General Information: Von Willebrand Disease I (vWD I) is a hereditary bleeding disorder that affects a wide range of dog breeds, most notably Doberman Pinschers. This condition results from a deficiency in the von Willebrand factor (vWF), an essential protein that aids in blood clotting at injury sites. Dogs with vWD I typically have less than half of the normal vWF levels, which leads to a range of bleeding issues. Common symptoms include easy bruising, frequent nosebleeds, bleeding from the mouth during the loss of juvenile teeth, and prolonged bleeding following surgery or trauma. The severity of symptoms varies, and while some dogs may only exhibit mild signs, others may suffer more severe bleeding that can be life-threatening. Despite these challenges, most dogs with vWD I can lead a normal lifespan, provided that veterinary care, including access to blood transfusions during surgeries, is readily available.

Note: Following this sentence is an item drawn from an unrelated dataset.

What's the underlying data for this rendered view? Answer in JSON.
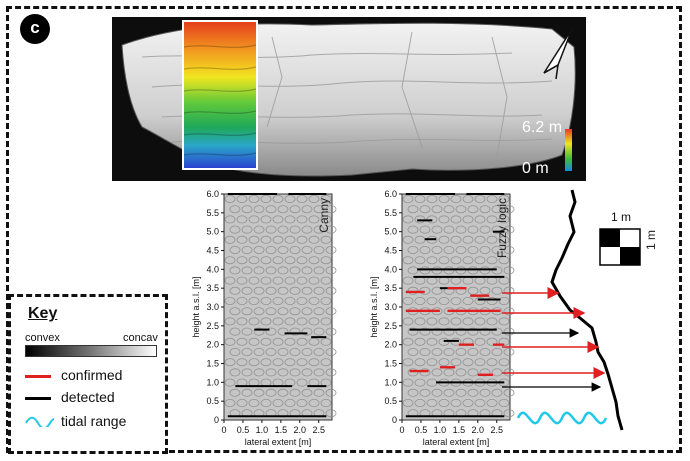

How to Read Your Dog's Test Results for this Genetic Variant:

Two Variants Detected: Dog Likely Affected

One Variant Detected: Dog Unlikely Affected

No Variants Detected: No Effect

Gene / Testing Information: Genetic testing for the VWF gene identifies whether a dog carries the mutation responsible for von Willebrand Disease I, which is inherited in an autosomal recessive manner. This means a dog must inherit two copies of the mutated gene, one from each parent, to be affected by the disease. Dogs that carry one copy of the mutation typically do not show symptoms but can pass the gene to their offspring. When two carriers are bred, each puppy has a 25% chance of being affected by vWD I and a 50% chance of being a carrier. Genetic testing is crucial for responsible breeding practices, as it allows breeders to avoid pairing two carriers, thereby reducing the risk of producing affected pups. By ensuring that only non-carriers are bred, the mutation can be eliminated from breeding lines, safeguarding future generations from this bleeding disorder.